We can plot the result of the crossmatch below, with the gaia objects in green and the ztf objects in red.

[7]:
order = 3
pixel = 434

crossmatch_cat = gaia.crossmatch(ztf_pixel)

ztf_pixel.plot_pixels(
    color_by_order=False,
    fc="#00000000",
    ec="grey",
    center=SkyCoord(179.8, 9.7, unit="deg"),
    fov=(0.5 * u.deg, 0.5 * u.deg),
)
crossmatch_cat.plot_points(c="green", marker="+", alpha=0.8, label="Gaia points")
crossmatch_cat.plot_points(
    ra_column="ra_ztf_dr14", dec_column="dec_ztf_dr14", c="red", marker="x", alpha=0.8, label="ZTF points"
)
plt.legend()
[7]:
<matplotlib.legend.Legend at 0x70f4440232d0>
../_images/tutorials_margins_13_1.png

Filtering Catalogs#

Any filtering operations applied to the catalog are also performed to the margin.

[8]:
small_sky_box_filter = ztf_pixel.box_search(ra=[179.9, 180], dec=[9.5, 9.7])


# Plot the points from the specified ztf pixel in green, and from the pixel's margin cache in red
small_sky_box_filter.plot_pixels(
    color_by_order=False,
    fc="#00000000",
    ec="grey",
    center=SkyCoord(179.8, 9.7, unit="deg"),
    fov=(0.5 * u.deg, 0.5 * u.deg),
)
small_sky_box_filter.plot_points(c="green", marker="+", label="partition points")
small_sky_box_filter.margin.plot_points(c="red", marker="+", label="margin points")
plt.legend()
[8]:
<matplotlib.legend.Legend at 0x70f444005d50>
../_images/tutorials_margins_15_1.png

Avoiding Duplicates#

Joining the margin cache to the catalog’s data would introduce duplicate points, where points near the boundary would appear in both the margin of one partition and the main file of another partition. To avoid this, we keep two separate task graphs, one for the catalog and one for its margin.

For operations that don’t require the margin, the task graphs remain separate, and when compute is called on the catalog, only the catalog’s task graph is computed—without joining the margin or even loading the margin files.
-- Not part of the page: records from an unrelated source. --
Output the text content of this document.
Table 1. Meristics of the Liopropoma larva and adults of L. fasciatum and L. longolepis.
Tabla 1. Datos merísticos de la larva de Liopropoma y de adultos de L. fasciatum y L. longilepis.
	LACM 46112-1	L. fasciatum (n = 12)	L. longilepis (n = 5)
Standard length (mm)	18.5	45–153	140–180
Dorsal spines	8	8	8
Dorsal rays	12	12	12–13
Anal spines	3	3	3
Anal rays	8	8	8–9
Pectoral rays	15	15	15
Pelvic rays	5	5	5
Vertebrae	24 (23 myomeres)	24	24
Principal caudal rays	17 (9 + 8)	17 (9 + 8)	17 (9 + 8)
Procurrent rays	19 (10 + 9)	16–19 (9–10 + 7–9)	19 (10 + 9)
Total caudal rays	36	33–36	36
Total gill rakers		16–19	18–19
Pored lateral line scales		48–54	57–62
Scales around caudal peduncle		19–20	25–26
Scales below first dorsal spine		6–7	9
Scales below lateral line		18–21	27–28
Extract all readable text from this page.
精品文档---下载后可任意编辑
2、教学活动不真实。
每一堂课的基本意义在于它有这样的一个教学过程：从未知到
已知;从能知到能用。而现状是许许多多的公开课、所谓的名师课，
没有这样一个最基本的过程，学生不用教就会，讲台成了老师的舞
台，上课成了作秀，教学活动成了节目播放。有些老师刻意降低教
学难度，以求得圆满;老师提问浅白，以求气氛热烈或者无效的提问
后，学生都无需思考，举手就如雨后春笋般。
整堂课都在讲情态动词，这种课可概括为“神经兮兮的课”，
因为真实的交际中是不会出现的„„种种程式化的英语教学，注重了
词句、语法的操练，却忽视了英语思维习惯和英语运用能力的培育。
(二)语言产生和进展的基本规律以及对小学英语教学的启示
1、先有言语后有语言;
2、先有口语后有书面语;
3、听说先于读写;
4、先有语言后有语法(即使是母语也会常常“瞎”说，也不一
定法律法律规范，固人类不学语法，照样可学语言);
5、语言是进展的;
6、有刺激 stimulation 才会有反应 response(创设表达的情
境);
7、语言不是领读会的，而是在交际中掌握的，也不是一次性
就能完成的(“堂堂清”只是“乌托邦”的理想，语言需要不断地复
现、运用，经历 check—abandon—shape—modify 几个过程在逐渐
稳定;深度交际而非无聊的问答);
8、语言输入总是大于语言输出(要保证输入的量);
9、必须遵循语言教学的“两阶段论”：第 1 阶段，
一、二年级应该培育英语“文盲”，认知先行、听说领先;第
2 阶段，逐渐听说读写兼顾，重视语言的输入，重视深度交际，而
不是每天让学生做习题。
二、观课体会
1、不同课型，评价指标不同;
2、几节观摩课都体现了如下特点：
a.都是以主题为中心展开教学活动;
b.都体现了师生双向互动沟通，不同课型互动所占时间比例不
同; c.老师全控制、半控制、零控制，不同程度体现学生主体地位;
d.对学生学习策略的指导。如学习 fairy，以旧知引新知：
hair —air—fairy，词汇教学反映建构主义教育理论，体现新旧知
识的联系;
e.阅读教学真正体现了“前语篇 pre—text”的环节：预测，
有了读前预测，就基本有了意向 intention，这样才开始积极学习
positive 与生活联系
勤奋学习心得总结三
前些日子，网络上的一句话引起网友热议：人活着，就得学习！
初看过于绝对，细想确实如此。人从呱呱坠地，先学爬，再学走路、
For operations like crossmatching that require the margin, the task graphs are combined with the margin joined and used. For these operations, we use only the margin for the catalog on the right side of the operation. This means that for each left catalog point that is considered, all of the possible nearby matches in the right catalog are also loaded, so the results are kept accurate. But since there are no duplicates of the left catalog points, there are no duplicate results.